The Hidden Costs of “Inclusion”

Consider this: in Kenya, moving $10 can cost 2–5% in total fees. In the UK, moving £10,000 via Faster Payments costs nothing and are available 24/7/365. Constrast this to Kenya––one of the most progressive sub-saharan countries––where bank payments can only occur during working days and between certain hours. This disparity is not just inconvenient; it is unjust. It means that the very infrastructure meant to lift people out of poverty is quietly eroding their financial agency.

For businesses, these costs multiply: paying suppliers, moving money into bank accounts, or cashing out involves repeated fees and delays. For individuals, mobile wallets offer basic tools but no path toward creditworthiness, savings growth, or economic advancement.

A Shallow Narrative with Flawed Metrics

Despite these realities, donors and fintechs continue to highlight superficial metrics like:

  • Number of accounts opened
  • Volume of mobile transactions
  • Rates of mobile money adoption

These figures paint a picture of progress—but they hide fundamental problems. They ignore high transaction costs, the lack of meaningful financial services, and the burden of depending on agent networks for basic access. We praise pilots and apps while systemic reform is nowhere in sight. This is not transformation—it’s misdirection.
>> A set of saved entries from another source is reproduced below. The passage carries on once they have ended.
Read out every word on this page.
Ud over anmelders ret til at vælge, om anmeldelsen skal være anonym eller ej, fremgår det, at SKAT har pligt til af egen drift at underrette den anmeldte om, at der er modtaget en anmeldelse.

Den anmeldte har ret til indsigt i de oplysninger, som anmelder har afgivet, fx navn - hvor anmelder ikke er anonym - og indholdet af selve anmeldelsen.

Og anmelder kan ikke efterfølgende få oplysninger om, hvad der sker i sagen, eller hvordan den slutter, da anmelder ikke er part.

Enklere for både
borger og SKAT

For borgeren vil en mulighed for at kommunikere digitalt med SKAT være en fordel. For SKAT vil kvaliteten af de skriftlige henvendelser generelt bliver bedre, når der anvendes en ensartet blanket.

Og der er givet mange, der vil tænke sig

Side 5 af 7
What Real Financial Inclusion Should Mean

If we are serious about inclusion, we must demand far more:

  1. Free or low-cost basic banking as a public good
  2. Full interoperability between banks, wallets, and payment systems
  3. Capped or zero fees for essential financial transactions
  4. Integrated access to credit, savings, and investment tools—not just digital remittances
  5. Regulated open APIs, transparent fee structures, and public infrastructure investment

Inclusion should not stop at access. It must extend to economic empowerment.

Time to Evolve: Mobile Money Is a Milestone, Not the Destination

The success of mobile money cannot be denied. It has radically transformed how millions of people in the Global South access and move money, particularly in areas where traditional banking was inaccessible or mistrusted. For that, it deserves credit. Mobile money has been a powerful stepping stone—an innovation that filled a critical gap at a critical time.

But we must now recognize that it is just that: a stepping stone. A milestone, not the destination.

Mobile money was never designed to be a full replacement for banking. It was built for remittances, not for economic transformation. As we look to the future of financial inclusion, we must stop treating mobile money as the end goal and start investing in systems that offer true financial agency—credit, savings, insurance, wealth-building tools, and seamless integration with the formal economy.

There will always be a role for mobile money to play, especially in quick payments, person-to-person transfers, and merchant micro-transactions. But its centrality must fade if we are to move beyond transactional convenience and into transformative financial empowerment.

It is inevitable that for financial inclusion to mature, the dominance of mobile money must diminish. Not because it has failed, but because its original success now limits how far we can go. The next frontier demands systems that are not only accessible, but affordable, integrated, and mobilized for long-term financial growth.

Conclusion: Stop Praising the Bare Minimum

If we applauded shared standpipes as proof of universal water access or candlelit shacks as proof of electrification, we would be rightly ridiculed. Yet when it comes to financial access, we lower the bar dramatically. We settle for mobile wallets and call it inclusion—ignoring the heavy fees, the broken integrations, and the economic dead-ends they often represent.

It’s time to stop congratulating ourselves for providing the poor with costly, limited tools. Let’s raise our expectations—and theirs. Financial inclusion must be more than access. It must be agency, mobility, and growth.

Until then, we are not financially including the poor. We are financially containing them.